When I studied in Paris many years ago, I was with a group of classmates when someone brought out a joint to smoke. Since marijuana was illegal in France, my roommate at the time chose not to smoke. However, when we went to Amsterdam, he smoked marijuana because it was legal there. Today, in the United States, the use of recreational marijuana is legal in 19 states, including Washington, D.C., and Guam.

17 countries in the world have legalized prostitution. In the United States, only the state of Nevada has legalized prostitution. By 1962, all 50 states had declared same-sex activity illegal in the United States. Yet, by 2003, same-sex activity was no longer illegal. I could on with statistics about various practices that were once illegal and are now legal and of other practices that were once legal but are now illegal, but that’s not the point.

It’s a fact of life that laws change because people change. What does this mean to the Christian? Should we behave like my old roommate, whose behavior varied depending on the law of the land? In his letter to the Romans, Paul says this about following authority.

Let everyone be subject to the governing authorities, for there is no authority except that which God has established. The authorities that exist have been established by God.

Romans 13:1 (NIV)

In Romans 12:18, Paul also said, “If it is possible, as far as it depends on you, live at peace with everyone” (NIV). This is similar to what was written in Hebrews.

Make every effort to live in peace with everyone and to be holy; without holiness no one will see the Lord.

Hebrews 12:14 (NIV)

Even the Apostle Peter had something to say about submitting to authority.

Submit yourselves for the Lord’s sake to every human authority: whether to the emperor, as the supreme authority, or to governors, who are sent by him to punish those who do wrong and to commend those who do right.

1 Peter 2:13-14 (NIV)

This is the same Peter who said to the religious rulers in Acts, “We must obey God rather than human beings!” Acts 5:29 (NIV)

When the Pharisees tried to trap Jesus about following the law (of men), they presented him with a situation.

They sent their disciples to him along with the Herodians. “Teacher,” they said, “we know that you are a man of integrity and that you teach the way of God in accordance with the truth. You aren’t swayed by others, because you pay no attention to who they are. Tell us then, what is your opinion? Is it right to pay the imperial tax a to Caesar or not?”

Matthew 22:16-17 (NIV)

To wit, Jesus famously replied, “give back to Caesar what is Caesar’s, and to God what is God’s” (Matthew 22:21 NIV).

Whenever the Bible tells us to follow the laws of the land, it’s not telling us to stop following God’s law.

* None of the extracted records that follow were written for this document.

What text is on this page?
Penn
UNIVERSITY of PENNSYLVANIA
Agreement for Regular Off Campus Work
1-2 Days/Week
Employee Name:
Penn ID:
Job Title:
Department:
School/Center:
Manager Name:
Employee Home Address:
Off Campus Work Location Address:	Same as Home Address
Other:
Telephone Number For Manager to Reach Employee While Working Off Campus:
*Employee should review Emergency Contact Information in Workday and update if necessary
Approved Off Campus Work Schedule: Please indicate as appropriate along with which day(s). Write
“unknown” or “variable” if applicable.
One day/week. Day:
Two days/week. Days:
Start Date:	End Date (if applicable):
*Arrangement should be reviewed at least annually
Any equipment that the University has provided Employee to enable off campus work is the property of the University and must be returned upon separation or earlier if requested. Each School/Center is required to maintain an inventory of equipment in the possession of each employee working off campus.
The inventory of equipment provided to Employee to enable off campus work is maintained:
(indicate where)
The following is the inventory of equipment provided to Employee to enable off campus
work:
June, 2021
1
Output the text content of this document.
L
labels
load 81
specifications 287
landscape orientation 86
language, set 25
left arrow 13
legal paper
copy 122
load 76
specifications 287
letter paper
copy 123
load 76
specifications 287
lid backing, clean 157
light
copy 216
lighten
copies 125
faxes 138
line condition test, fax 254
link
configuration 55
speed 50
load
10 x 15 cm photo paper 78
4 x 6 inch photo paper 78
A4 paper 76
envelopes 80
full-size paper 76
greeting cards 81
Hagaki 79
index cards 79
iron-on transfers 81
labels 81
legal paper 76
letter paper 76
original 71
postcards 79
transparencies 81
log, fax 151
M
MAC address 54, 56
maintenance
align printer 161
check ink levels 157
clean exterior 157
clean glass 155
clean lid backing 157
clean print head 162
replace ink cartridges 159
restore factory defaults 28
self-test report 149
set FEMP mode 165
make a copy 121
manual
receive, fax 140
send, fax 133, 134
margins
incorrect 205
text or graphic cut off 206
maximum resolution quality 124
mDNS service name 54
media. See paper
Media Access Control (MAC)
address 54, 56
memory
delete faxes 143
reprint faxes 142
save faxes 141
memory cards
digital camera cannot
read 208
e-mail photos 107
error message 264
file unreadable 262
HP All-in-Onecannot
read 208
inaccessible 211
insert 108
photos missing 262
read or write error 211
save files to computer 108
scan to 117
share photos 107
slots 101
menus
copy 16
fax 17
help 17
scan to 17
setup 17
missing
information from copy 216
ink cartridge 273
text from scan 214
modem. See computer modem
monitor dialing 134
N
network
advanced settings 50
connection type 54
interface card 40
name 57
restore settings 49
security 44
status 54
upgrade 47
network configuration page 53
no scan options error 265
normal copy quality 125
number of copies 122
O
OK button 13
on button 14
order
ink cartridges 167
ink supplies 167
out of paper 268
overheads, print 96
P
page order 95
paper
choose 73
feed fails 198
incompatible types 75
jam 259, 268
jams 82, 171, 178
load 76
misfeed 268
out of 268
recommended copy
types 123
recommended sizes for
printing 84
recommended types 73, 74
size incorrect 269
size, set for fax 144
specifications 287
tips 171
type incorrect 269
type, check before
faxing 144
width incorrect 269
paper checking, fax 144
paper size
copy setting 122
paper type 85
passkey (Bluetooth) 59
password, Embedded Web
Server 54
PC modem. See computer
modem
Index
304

In 1 Corinthians 10:23, when discussing the Believer’s freedom, Paul comments on behavior, “”I have the right to do anything,” you say—but not everything is beneficial. “I have the right to do anything”—but not everything is constructive” (NIV).
While this doesn’t directly relate to following human law, we can apply the principle that “everything is not beneficial” (NLT).

Indeed, we could follow human laws and do those things which are legal in one place and illegal somewhere else, but the law of God is higher. Revelation 21 gives us this insight.

“But the cowardly, the unbelieving, the vile, the murderers, the sexually immoral, those who practice magic arts, the idolaters and all liars—they will be consigned to the fiery lake of burning sulfur. This is the second death.”

Revelation 21:8 (NIV)

This is why Peter said he must obey God instead of human beings. This is why Jesus paid taxes, giving unto Caesar what was his and to God what was his. As Christians, we are to submit to governing authorities and follow the laws of the land. However, if following those laws is against God, we must follow Christ. We see an example of this in the book of Daniel when King Darius was tricked into making a law that said people couldn’t pray to anyone else but him. When the king was told that Daniel prayed to the Lord, thus breaking the law, Darius felt compelled to follow the law and throw Daniel into the lion’s den. Yet, the next morning when the king rushed to see if Daniel was okay, Daniel gave him this insight.

My God sent his angel, and he shut the mouths of the lions. They have not hurt me, because I was found innocent in his sight. Nor have I ever done any wrong before you, Your Majesty.”

Daniel 6:22 (NIV)

Although the law had been passed and Daniel broke it, the law was unjust in God’s eyes, so Daniel was spared. I am reminded of something Martin Luther King, Jr. said about following the law.

“One has not only a legal, but a moral responsibility to obey just laws. Conversely, one has a moral responsibility to disobey unjust laws.”